Moon: I do not share many statistics. We speak to experts in the field of lactation, experienced mothers, licensed midwives, doulas and other specialists in the fields of childbirth, nutrition and education. The biggest hang up parents have is uncertainty, we provide them with information and resources to be confident parents.Too many parents have been discouraged because of reading loads of statistics about baby formula and contradictory data about the effects of these things, good or bad, on the health of infants and children, which leads many to self-doubt and fear.
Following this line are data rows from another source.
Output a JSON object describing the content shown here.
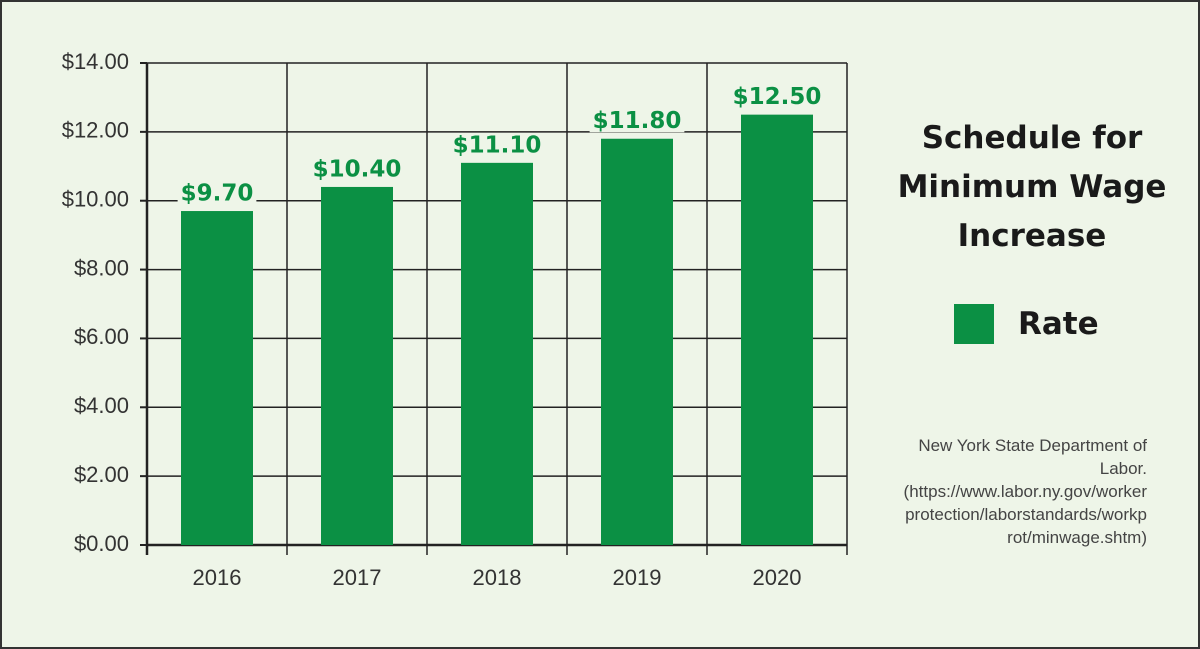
{
  "chart_data": {
    "type": "bar",
    "title": "Schedule for Minimum Wage Increase",
    "source": "New York State Department of Labor. (https://www.labor.ny.gov/workerprotection/laborstandards/workprot/minwage.shtm)",
    "categories": [
      "2016",
      "2017",
      "2018",
      "2019",
      "2020"
    ],
    "series": [
      {
        "name": "Rate",
        "color": "#0b9044",
        "values": [
          9.7,
          10.4,
          11.1,
          11.8,
          12.5
        ],
        "value_labels": [
          "$9.70",
          "$10.40",
          "$11.10",
          "$11.80",
          "$12.50"
        ]
      }
    ],
    "ylim": [
      0,
      14
    ],
    "yticks": [
      {
        "value": 0,
        "label": "$0.00"
      },
      {
        "value": 2,
        "label": "$2.00"
      },
      {
        "value": 4,
        "label": "$4.00"
      },
      {
        "value": 6,
        "label": "$6.00"
      },
      {
        "value": 8,
        "label": "$8.00"
      },
      {
        "value": 10,
        "label": "$10.00"
      },
      {
        "value": 12,
        "label": "$12.00"
      },
      {
        "value": 14,
        "label": "$14.00"
      }
    ],
    "grid": true
  }
}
View From a Rack is here to share knowledge from the perspective of mothers who have been there, in order to help others to make empowered decisions about their children.
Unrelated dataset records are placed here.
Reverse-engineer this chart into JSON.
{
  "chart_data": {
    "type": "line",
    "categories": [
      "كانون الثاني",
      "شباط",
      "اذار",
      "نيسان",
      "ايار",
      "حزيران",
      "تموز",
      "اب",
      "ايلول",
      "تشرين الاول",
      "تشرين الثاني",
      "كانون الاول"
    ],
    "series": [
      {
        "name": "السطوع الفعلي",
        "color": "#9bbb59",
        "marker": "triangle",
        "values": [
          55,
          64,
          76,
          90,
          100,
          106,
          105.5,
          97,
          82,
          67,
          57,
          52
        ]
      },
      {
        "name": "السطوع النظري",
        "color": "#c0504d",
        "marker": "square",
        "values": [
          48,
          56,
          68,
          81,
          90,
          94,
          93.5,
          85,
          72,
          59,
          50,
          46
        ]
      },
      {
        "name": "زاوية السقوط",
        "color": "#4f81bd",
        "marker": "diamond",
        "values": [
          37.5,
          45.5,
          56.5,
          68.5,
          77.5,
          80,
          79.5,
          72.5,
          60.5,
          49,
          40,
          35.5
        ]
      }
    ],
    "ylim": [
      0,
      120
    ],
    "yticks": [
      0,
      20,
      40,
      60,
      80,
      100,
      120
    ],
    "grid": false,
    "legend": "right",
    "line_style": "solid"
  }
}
Rebecca: With my background in lactation and training we use not only evidenced-based information, we also use our African-centered holistic awareness of our Ancestral and indigenous knowledge which has been authoritatively suppressed by academia.

What is one thing the person reading this can do to support View From A Rack?

Moon: Listen to the show and share the knowledge they have learned with others.

Rebecca: The most important choice a person can make to support VFAR is to listen every Tuesday at 9pm EST.

What is an area of breastfeeding support that is being overlooked and what should be done about it?

Moon: Not to sound redundant but I think the “one” thing being overlooked is a mother’s right to feed and care for her child(ren) in the manner that she sees fit in regards to breastfeeding and restoring confidence in our ability to parent our children without outside interference from doctors, corporations or government entities that attempt to dictate how children are born, fed and raised.

Rebecca: Funding is the number one area of breastfeeding support that is constantly being overlooked.  Not just year-to-year non-profit funding is needed, but the essential type of funding and financial backing that will create an indestructible foundation of appropriate compensation for lactation professionals and all those who work around the industry is paramount to the sustainability of the lactation professional field.  Another extremely vital piece being ignored is the lobbying and political strength needed to build a firm respect and response from local, state, and federal politicians, as well as policy makers. We need to ensure the various levels of government work for us without hesitation. Even if we have to establish a more extensive academic curriculum and licensing, we need to stop playing a game with the industry's requirements and start staking a claim in the medical professional industry.

What's your favorite breastfeeding resource (ie, article, blog post, video, website)?

Moon: Ms. Wrights Way,” “What the b**p am I doing?!,” “Occupy Breastfeeding,” and of course “View From A Rack” and many more. Every time I see another blog site about breastfeeding, mothering and parenting I can’t help but smile. We need all the encouragement we can handle.

My absolute favorite breastfeeding resource was Mothering Magazine. Now, I appreciate  Ultimately, I abundantly appreciate my African American Elder Sistas who recognize the spiritual and holistic elements to breastfeeding that lead to maternal enlightenment and is a source of health knowledge.